Ils ont déjà vécu des moments où on les a bordés
- En janvier 2024, le cabinet de conseil et d'expertise comptable Implid a racheté Captain Contrat, une plateforme de services juridiques en ligne destinée aux PME.
- En 2021, Efor, spécialiste français de l'ingénierie dans le domaine des sciences de la vie, a renforcé son expertise en matière de données en intégrant Soladis.
- En octobre 2021, Gestion de patrimoine Crystal a accéléré sa transformation numérique en acquérant la technologie de Finansemble (Grisbee) afin d'améliorer la productivité de ses conseillers.

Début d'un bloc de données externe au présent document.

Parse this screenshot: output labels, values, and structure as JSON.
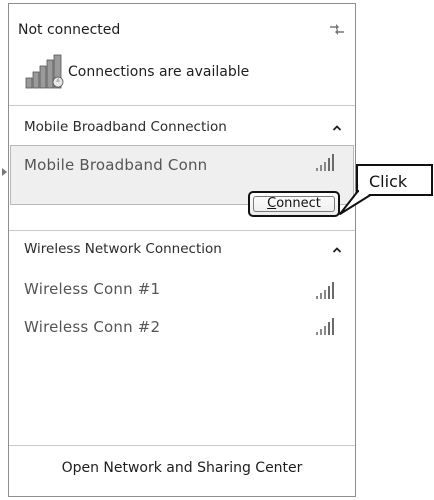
{
  "header": {
    "status": "Not connected",
    "availability": "Connections are available"
  },
  "mobile_section": {
    "title": "Mobile Broadband Connection",
    "items": [
      {
        "label": "Mobile Broadband Conn",
        "icon": "signal-bars-icon",
        "action": "Connect",
        "action_hotkey": "C"
      }
    ]
  },
  "wireless_section": {
    "title": "Wireless Network Connection",
    "items": [
      {
        "label": "Wireless Conn #1",
        "icon": "signal-bars-icon"
      },
      {
        "label": "Wireless Conn #2",
        "icon": "signal-bars-icon"
      }
    ]
  },
  "callout": {
    "text": "Click"
  },
  "footer": {
    "link": "Open Network and Sharing Center"
  }
}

Préserver l'EBITDA dans les opérations de rachat complémentaires. Négocier des conditions avantageuses avec une clause d’earn-out est la partie la plus simple de l’équation. due diligence technique rigoureuse, des clauses d’earn-out et des mesures de fidélisation pour le fondateur de la start-up et son équipe… Les mécanismes d’earn-out ne représentent que la moitié du chemin. Pour éviter toute perte d’EBITDA, il faut élaborer minutieusement la feuille de route de l’intégration et ses aspects économiques. L’erreur que je constate le plus souvent survient lorsque l’acquisition complémentaire est menée par une direction des services qui apprend à ses dépens comment gérer une feuille de route technologique.
Nous pensons que nous en sommes aux prémices d’un changement de fond. Les « tuck-ins » sont une approche plus intelligente et plus réaliste pour créer de la valeur technologique sur un marché qui ne se laisse plus séduire par le battage médiatique. Mais ils ne fonctionnent que si l’intégration est prise au sérieux. J’ai vu trop d’équipes axées sur les services sous-estimer ce qu’implique l’intégration d’un produit technologique… et finir par perdre rapidement de la valeur.
Lorsqu’elles sont menées à bien, ces acquisitions de petite envergure et ciblées peuvent avoir un effet transformateur. Elles exigent de l’humilité, de la précision et un respect sincère pour ce que les équipes techniques apportent à l’entreprise. C’est là que réside le véritable potentiel.